Existing approaches to the looming crisis of primary care are like Congressional approaches to our fiscal crisis. They have been, and will continue to be, unavailing because they shy away from structural change that would promote equity. I suggest the time has come to think outside the financial box of subsidization and loan repayment for medical students and residents who agree to serve the medically underserved for a few years. Here are my propositions and proposals:
- We should redefine “primary care” in a way that gives primary care physicians (PCPs) a fighting chance of actually functioning as specialists. This means eliminating “family medicine” altogether. The effort to make the family physician (FP) (until 2003, the “family practitioner”) a specialist among specialists was tried in the 70s and by and largely failed – not for FP patients, certainly, but for FPs themselves, who, by most accounts, failed to achieve the academic stature and clinical privileges associated with specialist standing. It is time to face this hard fact and acknowledge that the era of modern general practice/family medicine, as it took shape in the 1940s and came to fruition in the quarter century following World War II, is at an end. Yet another round of financial incentives that make it easier for medical students and residents to “specialize” in family medicine will fail. “Making it easier” will not make it easy enough, nor will it overcome a specialist mentality that has been entrenched since the 1950s. Further policy-related efforts to increase the tenability of family medicine, such as increasing Medicare reimbursement for primary care services or restructuring Medicare to do away with primary care billing costs, will be socioeconomic Band-Aids that cover over the professional, personal, familial, and, yes, financial strains associated with family medicine in the twenty-first century. Vague and unenforceable “mandates” by state legislatures directing public medical schools to “produce” more primary care physicians have been, and will continue to be, political Band-Aids.
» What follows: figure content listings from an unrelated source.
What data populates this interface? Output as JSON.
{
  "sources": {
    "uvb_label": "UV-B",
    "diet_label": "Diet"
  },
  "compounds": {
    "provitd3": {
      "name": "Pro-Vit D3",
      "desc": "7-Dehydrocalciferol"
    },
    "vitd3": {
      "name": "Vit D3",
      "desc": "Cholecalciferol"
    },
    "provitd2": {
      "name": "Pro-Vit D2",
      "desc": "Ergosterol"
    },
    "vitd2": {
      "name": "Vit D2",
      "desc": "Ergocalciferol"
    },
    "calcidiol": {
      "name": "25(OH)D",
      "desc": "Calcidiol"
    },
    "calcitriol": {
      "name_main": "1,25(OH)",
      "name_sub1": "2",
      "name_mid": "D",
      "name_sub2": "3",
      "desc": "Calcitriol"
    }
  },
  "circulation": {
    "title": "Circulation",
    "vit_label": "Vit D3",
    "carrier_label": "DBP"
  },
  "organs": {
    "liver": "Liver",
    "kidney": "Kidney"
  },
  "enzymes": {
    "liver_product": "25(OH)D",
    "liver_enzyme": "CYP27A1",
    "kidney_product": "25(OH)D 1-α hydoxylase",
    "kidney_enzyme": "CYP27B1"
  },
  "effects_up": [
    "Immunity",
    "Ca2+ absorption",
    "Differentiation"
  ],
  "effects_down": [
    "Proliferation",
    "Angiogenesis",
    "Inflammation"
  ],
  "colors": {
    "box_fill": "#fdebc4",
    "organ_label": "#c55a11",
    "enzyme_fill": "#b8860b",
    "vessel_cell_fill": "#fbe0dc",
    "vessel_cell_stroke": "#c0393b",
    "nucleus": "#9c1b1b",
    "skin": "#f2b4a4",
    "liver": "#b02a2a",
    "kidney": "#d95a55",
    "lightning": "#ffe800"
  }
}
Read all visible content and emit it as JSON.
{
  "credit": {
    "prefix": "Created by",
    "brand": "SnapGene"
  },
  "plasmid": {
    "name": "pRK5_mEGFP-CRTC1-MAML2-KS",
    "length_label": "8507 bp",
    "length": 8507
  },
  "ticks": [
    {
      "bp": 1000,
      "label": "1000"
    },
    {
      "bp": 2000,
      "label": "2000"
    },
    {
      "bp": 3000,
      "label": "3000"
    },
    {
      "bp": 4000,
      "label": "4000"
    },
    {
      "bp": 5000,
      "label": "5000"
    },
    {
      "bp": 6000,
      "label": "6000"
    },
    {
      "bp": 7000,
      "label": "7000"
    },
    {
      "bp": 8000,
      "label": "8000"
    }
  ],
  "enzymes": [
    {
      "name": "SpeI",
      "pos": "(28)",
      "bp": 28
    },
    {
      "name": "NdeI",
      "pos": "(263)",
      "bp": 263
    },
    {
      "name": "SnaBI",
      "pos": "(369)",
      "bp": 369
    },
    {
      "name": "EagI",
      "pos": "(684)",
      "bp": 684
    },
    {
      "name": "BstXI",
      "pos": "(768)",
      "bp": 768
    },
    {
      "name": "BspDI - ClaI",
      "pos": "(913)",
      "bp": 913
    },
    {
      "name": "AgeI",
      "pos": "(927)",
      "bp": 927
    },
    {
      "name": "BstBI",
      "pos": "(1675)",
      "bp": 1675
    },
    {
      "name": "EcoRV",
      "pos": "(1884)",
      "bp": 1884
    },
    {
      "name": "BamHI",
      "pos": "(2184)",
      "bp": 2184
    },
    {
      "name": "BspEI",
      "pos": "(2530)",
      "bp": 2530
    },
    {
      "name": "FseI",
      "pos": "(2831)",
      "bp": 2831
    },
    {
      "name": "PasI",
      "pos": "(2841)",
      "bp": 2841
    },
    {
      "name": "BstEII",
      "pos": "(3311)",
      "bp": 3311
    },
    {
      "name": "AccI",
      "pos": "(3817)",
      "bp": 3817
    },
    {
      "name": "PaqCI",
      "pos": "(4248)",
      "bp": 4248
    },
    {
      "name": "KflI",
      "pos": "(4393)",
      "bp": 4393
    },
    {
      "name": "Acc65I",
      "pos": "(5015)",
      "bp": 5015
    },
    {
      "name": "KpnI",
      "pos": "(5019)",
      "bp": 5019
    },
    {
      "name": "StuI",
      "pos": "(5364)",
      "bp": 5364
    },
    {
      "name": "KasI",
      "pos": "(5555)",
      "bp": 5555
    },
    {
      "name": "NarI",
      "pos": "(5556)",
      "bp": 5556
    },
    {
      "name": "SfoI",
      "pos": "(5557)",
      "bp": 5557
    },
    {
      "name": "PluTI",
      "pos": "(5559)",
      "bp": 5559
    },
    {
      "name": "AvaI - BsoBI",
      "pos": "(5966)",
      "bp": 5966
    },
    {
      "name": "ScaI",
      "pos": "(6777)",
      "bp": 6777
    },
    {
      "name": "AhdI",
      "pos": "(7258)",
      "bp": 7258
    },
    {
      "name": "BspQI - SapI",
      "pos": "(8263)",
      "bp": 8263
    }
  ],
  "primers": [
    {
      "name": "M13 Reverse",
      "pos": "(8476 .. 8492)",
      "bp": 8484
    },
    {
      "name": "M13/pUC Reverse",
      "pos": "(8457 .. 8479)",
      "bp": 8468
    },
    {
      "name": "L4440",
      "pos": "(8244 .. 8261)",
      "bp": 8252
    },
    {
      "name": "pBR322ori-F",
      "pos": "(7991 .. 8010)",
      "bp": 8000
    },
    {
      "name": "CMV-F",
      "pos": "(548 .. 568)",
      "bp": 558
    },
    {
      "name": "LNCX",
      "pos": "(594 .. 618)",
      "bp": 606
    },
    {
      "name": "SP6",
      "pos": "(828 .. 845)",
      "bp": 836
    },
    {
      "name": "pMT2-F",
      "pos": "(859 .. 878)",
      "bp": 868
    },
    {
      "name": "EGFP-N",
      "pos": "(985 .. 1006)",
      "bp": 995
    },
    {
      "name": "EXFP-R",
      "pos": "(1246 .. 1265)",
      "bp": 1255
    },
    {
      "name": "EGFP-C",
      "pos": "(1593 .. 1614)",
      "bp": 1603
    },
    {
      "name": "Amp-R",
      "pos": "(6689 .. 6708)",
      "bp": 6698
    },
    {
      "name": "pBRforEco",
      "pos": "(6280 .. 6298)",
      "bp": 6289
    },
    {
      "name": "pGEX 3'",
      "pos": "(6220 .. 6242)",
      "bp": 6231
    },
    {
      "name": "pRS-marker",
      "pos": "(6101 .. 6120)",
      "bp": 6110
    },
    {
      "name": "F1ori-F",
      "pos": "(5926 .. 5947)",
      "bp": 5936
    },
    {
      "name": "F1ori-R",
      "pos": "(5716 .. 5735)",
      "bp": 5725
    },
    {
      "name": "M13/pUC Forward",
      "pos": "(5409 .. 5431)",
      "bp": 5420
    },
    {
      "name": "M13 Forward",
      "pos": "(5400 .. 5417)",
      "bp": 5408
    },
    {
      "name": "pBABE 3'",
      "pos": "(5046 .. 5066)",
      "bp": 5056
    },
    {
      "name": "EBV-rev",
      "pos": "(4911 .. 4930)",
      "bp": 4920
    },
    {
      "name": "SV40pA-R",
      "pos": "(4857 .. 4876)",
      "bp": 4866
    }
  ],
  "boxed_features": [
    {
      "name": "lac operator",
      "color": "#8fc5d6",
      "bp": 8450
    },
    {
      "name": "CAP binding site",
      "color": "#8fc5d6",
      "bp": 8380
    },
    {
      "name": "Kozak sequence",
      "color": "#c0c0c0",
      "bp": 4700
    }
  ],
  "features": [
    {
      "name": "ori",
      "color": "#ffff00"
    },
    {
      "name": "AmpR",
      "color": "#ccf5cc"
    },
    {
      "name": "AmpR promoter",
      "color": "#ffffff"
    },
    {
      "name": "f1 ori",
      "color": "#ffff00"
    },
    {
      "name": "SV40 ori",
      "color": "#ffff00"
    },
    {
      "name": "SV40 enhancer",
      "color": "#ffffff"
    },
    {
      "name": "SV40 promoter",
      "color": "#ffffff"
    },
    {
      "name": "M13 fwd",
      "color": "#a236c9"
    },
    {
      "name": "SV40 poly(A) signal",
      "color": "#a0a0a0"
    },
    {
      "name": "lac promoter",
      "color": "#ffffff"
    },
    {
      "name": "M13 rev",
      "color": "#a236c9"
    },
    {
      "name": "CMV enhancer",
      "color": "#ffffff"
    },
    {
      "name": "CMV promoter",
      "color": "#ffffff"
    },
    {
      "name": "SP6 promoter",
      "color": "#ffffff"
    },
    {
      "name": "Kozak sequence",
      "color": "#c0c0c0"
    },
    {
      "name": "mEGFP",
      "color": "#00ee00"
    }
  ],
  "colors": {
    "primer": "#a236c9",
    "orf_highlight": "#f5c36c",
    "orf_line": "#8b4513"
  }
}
- As a society, we must re-vision generalist practice as the province of internists and pediatricians. We must focus on developing incentives that encourage internists and pediatricians to practice general internal medicine and general pediatrics, respectively. This reconfiguring of primary care medicine will help advance the “specialty” claims of primary care physicians. Historically speaking, internal medicine and pediatrics are specialties, and the decision-making authority and case management prerogatives of internists and pediatricians are, in many locales, still those of specialists. General internists become “chief medical officers” of their hospitals; family physicians, with very rare exceptions, do not. For a host of pragmatic and ideological reasons, many more American medical students at this juncture in medical history will enter primary care as internists and pediatricians than as family physicians.
- Part of this re-visioning and reconfiguring must entail recognition that generalist values are not synonymous with generalist practice. Generalist values can be cultivated (or neglected) in any type of postgraduate medical training and implemented (or neglected) by physicians in any specialty. There are caring physicians among specialists, just as there are less-than-caring primary care physicians aplenty. Caring physicians make caring interventions, however narrow their gaze. My wonderfully caring dentist only observes the inside of my mouth but he is no less concerned with my well-being on account of it. The claim of G. Gayle Stephens, one of the founders of the family practice specialty in the late 1960s, that internists, as a class, were zealous scientists committed to “a mechanistic and flawed concept of disease,” whereas family physicians, as a class, were humanistic, psychosocially embedded caregivers, was specious then and now. General internists are primary care physicians, and they can be expected to be no less caring (and, sadly, no more caring) of their patients than family physicians. This is truer still of general pediatrics, which, as far back as the late nineteenth century, provided a decidedly patient-centered agenda for a cohort of gifted researcher-clinicians, many women physicians among them, whose growth as specialists (and, by the 1920s and 30s, as pediatric subspecialists) went hand-in-hand with an abiding commitment to the “whole patient.”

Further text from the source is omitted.